Entrepreneurs’ Relief is a reduced rate of Capital Gains Tax that applies when ones sells certain business assets; or all/part of a business; or more than 5% of shares in a small company in which you work or hold office. It does not apply to non-business assets such as disposal of an investment property.
If you qualify for (and claim) Entrepreneurs’ Relief, you pay Capital Gains Tax at 10% – instead of the normal rate for such assets. Since 6th April 2017, the normal Capital Gains Tax rates for the disposal of business assets have been 10% and 20% (depending on your total taxable income and capital gains). So, although Entrepreneurs’ Relief is still useful, it is less valuable than it used to be.
One of the most common times that taxpayers claimed Entrepreneurs’ Relief was when incorporating a sole-trader business (or partnership) – because Entrepreneurs’ Relief could be claimed on the value of any goodwill transferred. With effect from December 2014, the right to claim Entrepreneurs’ Relief when transferring one’s business to one’s own company was removed.

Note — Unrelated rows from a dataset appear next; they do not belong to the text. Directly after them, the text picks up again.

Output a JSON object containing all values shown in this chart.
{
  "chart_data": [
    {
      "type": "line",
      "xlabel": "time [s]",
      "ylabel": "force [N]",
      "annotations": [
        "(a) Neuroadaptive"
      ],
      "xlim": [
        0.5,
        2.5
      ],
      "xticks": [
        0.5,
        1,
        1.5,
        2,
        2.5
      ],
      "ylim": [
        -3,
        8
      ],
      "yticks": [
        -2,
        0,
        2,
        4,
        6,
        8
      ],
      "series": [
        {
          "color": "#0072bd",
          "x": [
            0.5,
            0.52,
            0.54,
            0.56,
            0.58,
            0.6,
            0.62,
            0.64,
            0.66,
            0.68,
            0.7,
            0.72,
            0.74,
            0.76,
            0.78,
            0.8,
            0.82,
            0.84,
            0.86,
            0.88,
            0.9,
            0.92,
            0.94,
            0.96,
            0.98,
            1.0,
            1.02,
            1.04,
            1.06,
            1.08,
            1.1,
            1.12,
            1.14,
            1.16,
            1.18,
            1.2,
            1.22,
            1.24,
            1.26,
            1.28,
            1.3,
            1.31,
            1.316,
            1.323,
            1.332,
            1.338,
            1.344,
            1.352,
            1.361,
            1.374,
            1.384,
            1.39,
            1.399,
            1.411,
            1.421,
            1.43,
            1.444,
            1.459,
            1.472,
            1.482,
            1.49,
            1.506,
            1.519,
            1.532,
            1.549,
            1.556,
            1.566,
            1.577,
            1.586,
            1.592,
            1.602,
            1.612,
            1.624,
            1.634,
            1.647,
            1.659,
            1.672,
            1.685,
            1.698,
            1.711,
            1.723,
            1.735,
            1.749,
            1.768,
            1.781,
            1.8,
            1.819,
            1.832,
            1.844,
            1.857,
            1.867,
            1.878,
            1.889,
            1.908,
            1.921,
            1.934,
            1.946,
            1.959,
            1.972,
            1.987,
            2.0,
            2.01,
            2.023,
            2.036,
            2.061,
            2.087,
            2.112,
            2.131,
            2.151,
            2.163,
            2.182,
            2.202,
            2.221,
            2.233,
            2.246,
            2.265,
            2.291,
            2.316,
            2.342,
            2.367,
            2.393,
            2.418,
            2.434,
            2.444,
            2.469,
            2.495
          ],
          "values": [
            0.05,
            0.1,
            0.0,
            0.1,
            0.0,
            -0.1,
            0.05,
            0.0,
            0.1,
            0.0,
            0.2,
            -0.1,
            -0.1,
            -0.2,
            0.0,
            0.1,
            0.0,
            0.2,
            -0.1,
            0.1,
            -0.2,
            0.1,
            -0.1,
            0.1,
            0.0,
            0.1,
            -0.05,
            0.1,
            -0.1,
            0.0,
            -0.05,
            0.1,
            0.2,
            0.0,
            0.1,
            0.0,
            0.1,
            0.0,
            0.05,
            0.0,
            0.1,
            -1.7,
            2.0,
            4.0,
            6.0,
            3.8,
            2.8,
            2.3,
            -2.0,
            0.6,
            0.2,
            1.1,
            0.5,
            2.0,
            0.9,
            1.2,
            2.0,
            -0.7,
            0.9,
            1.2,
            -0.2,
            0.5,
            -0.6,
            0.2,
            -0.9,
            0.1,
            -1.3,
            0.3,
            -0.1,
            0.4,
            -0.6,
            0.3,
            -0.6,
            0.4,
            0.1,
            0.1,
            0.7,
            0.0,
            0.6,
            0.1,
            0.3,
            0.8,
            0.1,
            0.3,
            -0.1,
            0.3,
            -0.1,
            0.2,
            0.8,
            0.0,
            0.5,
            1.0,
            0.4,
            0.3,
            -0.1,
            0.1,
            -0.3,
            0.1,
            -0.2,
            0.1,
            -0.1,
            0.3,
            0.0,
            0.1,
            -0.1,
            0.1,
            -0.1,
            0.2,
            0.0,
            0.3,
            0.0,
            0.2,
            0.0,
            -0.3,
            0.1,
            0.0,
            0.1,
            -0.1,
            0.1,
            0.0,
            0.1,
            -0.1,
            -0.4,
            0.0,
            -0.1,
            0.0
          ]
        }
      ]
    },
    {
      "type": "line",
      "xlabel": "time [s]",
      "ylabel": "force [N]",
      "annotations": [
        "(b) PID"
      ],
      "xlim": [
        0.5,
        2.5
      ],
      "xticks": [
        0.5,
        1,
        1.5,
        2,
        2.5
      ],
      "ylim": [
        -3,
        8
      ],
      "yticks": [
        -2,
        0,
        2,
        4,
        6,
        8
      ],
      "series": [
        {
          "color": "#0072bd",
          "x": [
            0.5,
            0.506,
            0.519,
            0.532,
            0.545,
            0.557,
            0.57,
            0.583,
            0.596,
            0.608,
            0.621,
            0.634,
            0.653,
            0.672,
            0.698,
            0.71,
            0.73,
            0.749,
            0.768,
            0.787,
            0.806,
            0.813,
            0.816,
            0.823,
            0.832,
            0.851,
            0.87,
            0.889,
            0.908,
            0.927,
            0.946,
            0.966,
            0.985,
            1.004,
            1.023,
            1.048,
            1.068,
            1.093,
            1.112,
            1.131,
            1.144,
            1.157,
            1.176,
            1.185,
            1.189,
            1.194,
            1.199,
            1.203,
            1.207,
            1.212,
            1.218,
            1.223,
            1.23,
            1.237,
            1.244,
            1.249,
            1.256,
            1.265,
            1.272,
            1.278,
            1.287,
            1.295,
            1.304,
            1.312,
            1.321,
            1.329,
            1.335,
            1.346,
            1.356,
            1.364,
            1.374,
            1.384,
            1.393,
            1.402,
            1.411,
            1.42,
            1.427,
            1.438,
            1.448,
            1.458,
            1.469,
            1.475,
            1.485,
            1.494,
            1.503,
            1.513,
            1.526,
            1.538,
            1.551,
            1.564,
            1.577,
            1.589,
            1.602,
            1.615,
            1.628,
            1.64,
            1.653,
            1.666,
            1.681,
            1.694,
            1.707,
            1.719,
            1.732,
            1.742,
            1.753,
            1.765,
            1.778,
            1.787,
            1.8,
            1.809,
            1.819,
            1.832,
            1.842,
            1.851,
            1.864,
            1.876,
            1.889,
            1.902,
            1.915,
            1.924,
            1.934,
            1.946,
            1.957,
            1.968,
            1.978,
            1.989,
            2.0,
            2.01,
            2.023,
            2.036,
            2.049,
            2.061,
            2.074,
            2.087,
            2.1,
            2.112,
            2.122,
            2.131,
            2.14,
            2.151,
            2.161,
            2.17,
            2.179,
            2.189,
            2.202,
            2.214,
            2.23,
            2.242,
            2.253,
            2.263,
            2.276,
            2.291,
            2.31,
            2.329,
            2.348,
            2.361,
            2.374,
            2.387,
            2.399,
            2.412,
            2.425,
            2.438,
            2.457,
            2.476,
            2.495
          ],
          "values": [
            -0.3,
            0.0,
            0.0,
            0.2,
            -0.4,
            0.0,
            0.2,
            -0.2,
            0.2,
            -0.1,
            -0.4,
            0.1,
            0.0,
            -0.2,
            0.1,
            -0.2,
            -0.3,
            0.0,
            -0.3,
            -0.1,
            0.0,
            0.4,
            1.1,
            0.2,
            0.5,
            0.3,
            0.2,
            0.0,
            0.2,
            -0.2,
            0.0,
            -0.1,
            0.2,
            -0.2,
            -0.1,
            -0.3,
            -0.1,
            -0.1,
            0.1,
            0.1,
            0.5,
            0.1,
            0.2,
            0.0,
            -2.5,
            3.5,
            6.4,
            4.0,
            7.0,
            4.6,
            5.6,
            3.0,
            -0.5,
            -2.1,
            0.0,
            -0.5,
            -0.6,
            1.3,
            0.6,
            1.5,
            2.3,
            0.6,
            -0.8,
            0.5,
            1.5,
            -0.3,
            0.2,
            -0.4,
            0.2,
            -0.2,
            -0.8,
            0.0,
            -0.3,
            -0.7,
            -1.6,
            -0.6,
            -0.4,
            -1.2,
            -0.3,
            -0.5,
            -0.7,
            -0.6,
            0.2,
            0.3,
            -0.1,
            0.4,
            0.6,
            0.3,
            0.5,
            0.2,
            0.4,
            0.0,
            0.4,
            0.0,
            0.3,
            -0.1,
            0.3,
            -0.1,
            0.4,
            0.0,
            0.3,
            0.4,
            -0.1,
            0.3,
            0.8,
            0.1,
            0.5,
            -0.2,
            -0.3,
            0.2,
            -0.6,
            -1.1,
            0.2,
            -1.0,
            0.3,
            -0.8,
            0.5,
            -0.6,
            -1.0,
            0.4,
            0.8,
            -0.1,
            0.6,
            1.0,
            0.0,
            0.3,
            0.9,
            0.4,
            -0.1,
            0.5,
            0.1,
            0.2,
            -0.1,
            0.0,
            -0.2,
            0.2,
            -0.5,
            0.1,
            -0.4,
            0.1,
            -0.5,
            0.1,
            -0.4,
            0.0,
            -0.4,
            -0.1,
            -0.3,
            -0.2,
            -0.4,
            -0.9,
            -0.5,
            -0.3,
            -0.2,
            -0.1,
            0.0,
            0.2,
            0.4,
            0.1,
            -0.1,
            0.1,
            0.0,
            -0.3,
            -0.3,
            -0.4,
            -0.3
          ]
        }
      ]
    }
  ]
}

Another area where Entrepreneurs’ Relief was commonly claimed was when winding up a Company and making a capital distribution to the shareholders. It was the case that if one ceased trading and wound up one’s Company, any cash distributed to the director/shareholders could be treated as Capital (rather than income) and Entrepreneurs’ Relief could be claimed. Now this law has been tightened and if the taxpayer concerned returns to that trade within two years of winding up the original Company, then the cash distributed will be taxed as dividends and subject to income tax/dividend tax rather than Capital Gains Tax. This could mean HMRC going back and taxing the cash at 32.5% rather than the 10% Entrepreneurs’ Relief rate!